Create IPUMS USA Data Extracts

Below we provide examples in R, Python and curl showing how to work with the IPUMS API to create and manage USA data extracts.

Get your key from your IPUMS user account management page at https://account.ipums.org/api_keys.

Load Libraries and Set Key

The Python examples use the ipumspy client library. You will need to install the ipumspy module into your Python environment if you haven’t already. You may also want to reference the ipumspy documentation site.

The R examples use the ipumsr R package.
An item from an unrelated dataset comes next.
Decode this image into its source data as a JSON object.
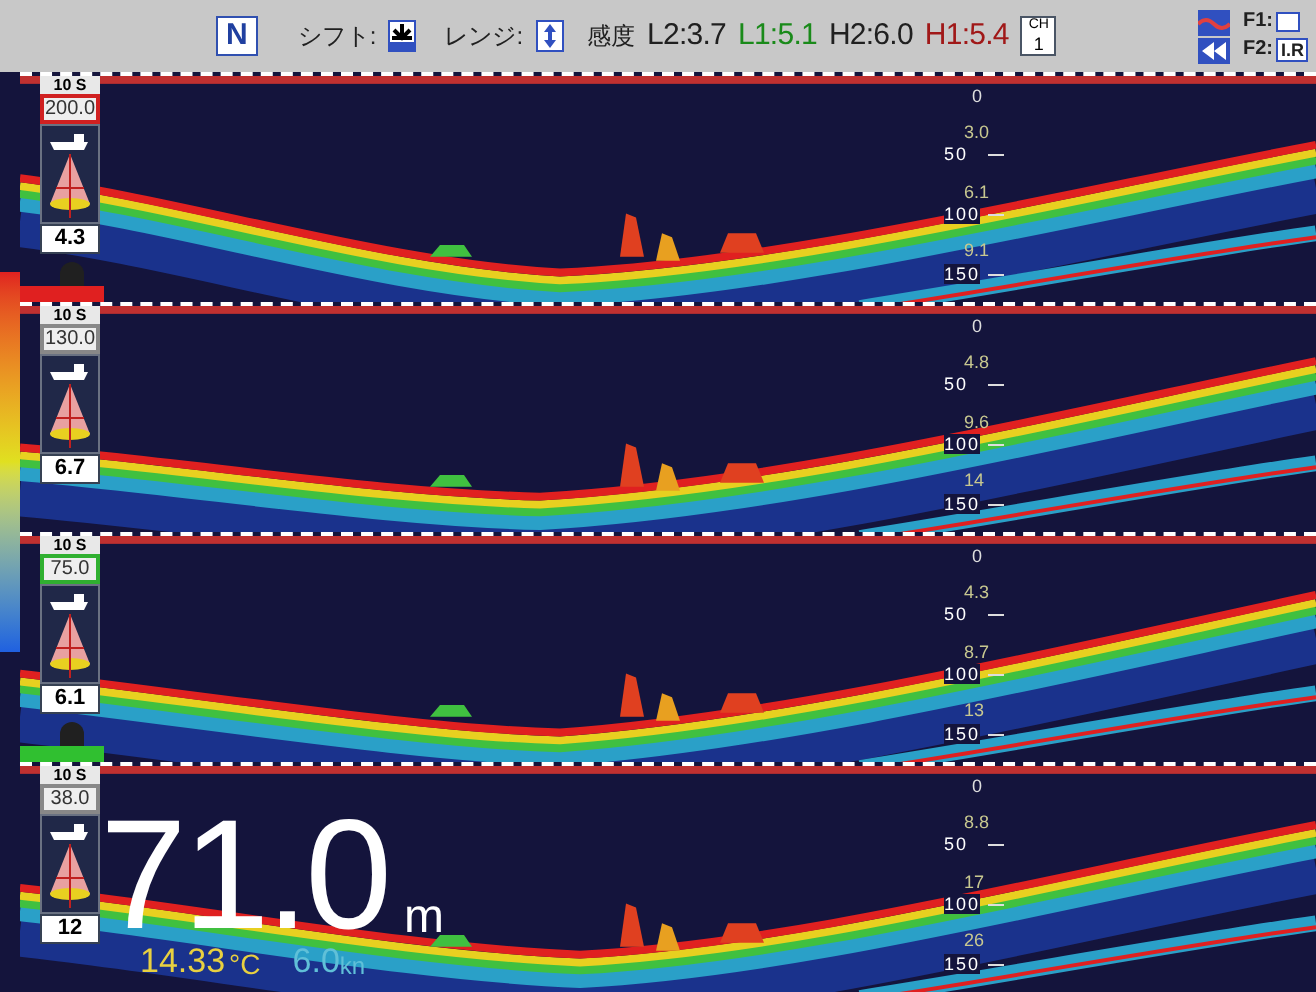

For instructions on installing ipumsr, as well an overview of ipumsr API functionality, see the API vignette. You may also want to reference the ipumsr documentation site.
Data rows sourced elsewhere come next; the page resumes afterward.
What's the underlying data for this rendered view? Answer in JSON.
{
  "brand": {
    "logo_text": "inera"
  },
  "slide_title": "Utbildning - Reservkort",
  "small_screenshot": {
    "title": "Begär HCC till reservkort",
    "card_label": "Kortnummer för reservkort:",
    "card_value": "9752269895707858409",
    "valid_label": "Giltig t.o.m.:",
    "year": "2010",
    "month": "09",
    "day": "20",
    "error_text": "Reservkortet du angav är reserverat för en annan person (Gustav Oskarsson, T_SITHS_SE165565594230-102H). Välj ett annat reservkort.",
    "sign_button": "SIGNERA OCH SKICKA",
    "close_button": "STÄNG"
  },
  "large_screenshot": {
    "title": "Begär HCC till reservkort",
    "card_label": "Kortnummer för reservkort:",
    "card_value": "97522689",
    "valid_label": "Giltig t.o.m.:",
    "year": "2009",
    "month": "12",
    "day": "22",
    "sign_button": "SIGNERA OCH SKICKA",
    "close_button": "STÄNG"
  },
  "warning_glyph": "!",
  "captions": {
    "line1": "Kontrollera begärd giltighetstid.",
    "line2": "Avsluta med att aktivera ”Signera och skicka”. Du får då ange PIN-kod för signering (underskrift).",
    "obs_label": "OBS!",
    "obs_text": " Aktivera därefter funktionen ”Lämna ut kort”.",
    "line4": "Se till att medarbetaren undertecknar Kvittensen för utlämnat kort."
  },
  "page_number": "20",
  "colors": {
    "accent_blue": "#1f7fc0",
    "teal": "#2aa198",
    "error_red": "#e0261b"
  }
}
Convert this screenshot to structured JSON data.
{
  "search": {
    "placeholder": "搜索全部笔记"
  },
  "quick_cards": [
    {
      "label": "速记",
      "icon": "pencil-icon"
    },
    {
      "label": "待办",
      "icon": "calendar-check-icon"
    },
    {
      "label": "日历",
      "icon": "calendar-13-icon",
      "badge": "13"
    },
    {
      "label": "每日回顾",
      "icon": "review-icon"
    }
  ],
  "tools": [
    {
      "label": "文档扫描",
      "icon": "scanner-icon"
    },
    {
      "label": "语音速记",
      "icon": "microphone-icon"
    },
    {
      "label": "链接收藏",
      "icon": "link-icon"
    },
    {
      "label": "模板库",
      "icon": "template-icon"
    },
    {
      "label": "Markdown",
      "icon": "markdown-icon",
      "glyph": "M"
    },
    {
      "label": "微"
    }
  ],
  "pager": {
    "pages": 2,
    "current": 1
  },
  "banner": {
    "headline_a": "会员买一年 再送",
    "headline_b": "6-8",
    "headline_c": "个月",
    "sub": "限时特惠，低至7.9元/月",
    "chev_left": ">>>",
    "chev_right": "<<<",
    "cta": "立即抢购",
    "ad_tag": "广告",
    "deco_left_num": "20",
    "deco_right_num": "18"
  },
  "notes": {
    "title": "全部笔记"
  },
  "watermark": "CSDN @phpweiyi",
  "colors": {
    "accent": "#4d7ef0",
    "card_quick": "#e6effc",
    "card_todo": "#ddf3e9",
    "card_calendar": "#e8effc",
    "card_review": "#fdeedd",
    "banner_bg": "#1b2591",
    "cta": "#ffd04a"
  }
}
from ipumspy import IpumsApiClient, UsaExtract

# create new API client, set api key as env variable
ipums = IpumsApiClient(your_api_key)
library(ipumsr)
set_ipums_api_key("YOUR_API_KEY_HERE")
# set the IPUMS_API_KEY environment variable using bash shell
export IPUMS_API_KEY=YOUR_API_KEY_HERE

Submit a Data Extract Request

To submit a data extract request, you will either use the Python or R client library to construct an extract object, or alternately construct a JSON payload manually if you are using a tool like curl. Once you have your request formed, you will then submit it to the API.

The names to use for samples and variables in the data extract request can be discovered on our website.

# submit an extract request to the Microdata Extract API
extract = UsaExtract(
    ["us2018a", "us2019a"],
    ["AGE", "SEX", "RACE", "STATEFIP"],
    description = "My IPUMS USA API-submitted extract"
)
ipums.submit_extract(extract)
# create a new extract object
extract_definition <- define_extract_usa(
    "This is an example extract to submit via API.",
    c("us2018a","us2019a"),
    c("AGE","SEX","RACE","STATEFIP")
)

# submit the extract to IPUMS USA for processing
submitted_extract <- submit_extract(extract_definition)

# access the extract number, stored in the return value of submit_extract
submitted_extract$number
# construct the JSON payload manually and submit it 
curl --location --request POST 'https://api.ipums.org/extracts?collection=usa&version=beta' \
--header 'Authorization: YOUR_API_KEY_HERE' \
--header 'Content-Type: application/json' \
--data-raw '{
    "description": "Example extract",
    "data_structure": { 
        "rectangular": {
            "on": "P"
        }
    },
    "data_format": "fixed_width",
    "samples": {
      "us2018a": {},
      "us2019a": {}
    },
    "variables":{
      "AGE": {},
      "SEX": {},
      "RACE": {},
      "STATEFIP": {}
    }
}'

# A successful request will return a response that includes an extract number in the number attribute:

{"data_structure":{"rectangular":{"on":"P"}},"data_format":"fixed_width","description":"my extract","samples":{"us2018a":{},"us2019a":{}},"variables":{"YEAR":{"preselected":true},"SAMPLE":{"preselected":true},"SERIAL":{"preselected":true},"CBSERIAL":{"preselected":true},"HHWT":{"preselected":true},"CLUSTER":{"preselected":true},"STATEFIP":{},"STRATA":{"preselected":true},"GQ":{"preselected":true},"PERNUM":{"preselected":true},"PERWT":{"preselected":true},"SEX":{},"AGE":{},"RACE":{}},"download_links":{},"number":25,"status":"queued"}

Checking a Request’s Status

After submitting your extract request, you can use the Python and R client library functions to monitor the request’s status, or use the API directly using the extract’s number.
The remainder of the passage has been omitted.